La chambre territoriale des comptes vient de publier son rapport sur le projet d’aquaculture industrielle de Hao, pour l’exercice de 2015 à 2021. Dans une dynamique de développement de la filière aquacole en Polynésie, le projet d’élevage de poissons, dont l’investissement est évalué à 32 milliards de Fcfp, doit être porté par la SAS Tahiti Nui Ocean Foods (TNOF), une filiale de la société chinoise Tian Rui International Investment Limited. Avec une production estimée de 50 000 tonnes de poissons par an, le projet est d’envergure internationale et ses risques sur l’environnement restent flous.
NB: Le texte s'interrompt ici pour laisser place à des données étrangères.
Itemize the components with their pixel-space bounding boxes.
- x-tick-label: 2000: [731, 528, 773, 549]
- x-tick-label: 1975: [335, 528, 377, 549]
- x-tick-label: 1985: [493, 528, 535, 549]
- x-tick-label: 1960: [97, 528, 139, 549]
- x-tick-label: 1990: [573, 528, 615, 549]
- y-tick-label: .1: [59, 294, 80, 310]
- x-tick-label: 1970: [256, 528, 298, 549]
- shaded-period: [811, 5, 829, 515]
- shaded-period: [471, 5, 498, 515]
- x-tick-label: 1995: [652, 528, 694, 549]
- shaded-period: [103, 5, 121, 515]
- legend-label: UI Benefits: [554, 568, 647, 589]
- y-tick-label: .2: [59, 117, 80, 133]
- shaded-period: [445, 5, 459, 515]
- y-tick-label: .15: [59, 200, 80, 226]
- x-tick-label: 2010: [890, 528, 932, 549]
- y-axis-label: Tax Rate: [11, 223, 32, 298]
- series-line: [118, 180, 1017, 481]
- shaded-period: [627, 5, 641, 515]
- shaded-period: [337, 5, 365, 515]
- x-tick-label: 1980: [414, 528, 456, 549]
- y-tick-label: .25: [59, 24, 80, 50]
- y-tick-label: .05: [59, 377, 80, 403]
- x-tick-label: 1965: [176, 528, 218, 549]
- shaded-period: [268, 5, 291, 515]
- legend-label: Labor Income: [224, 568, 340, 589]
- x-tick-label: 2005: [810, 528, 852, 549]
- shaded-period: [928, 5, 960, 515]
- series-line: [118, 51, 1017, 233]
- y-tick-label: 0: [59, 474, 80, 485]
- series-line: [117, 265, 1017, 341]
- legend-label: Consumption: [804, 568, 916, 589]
Dans ses deux premiers rapports d’observation, la CTC attirait déjà l’attention de la collectivité sur les risques de dégradation de l’environnement que présentait le projet et pointait du doigt le manque d’étude sur l’impact globale de la ferme aquacole. Une problématique soulevée dans le nouveau rapport puisque la CTC recommande une fois de plus au Pays de conduire une étude d’impact du projet sur l’environnement de Hao et des éventuels atolls associés.
D’autant plus que selon le rapport, un expert a rendu en novembre 2019 un avis très réservé quant à la viabilité économique et l’innocuité environnementale du projet, allant jusqu’à recommander une étude approfondie du dossier par un organisme international indépendant.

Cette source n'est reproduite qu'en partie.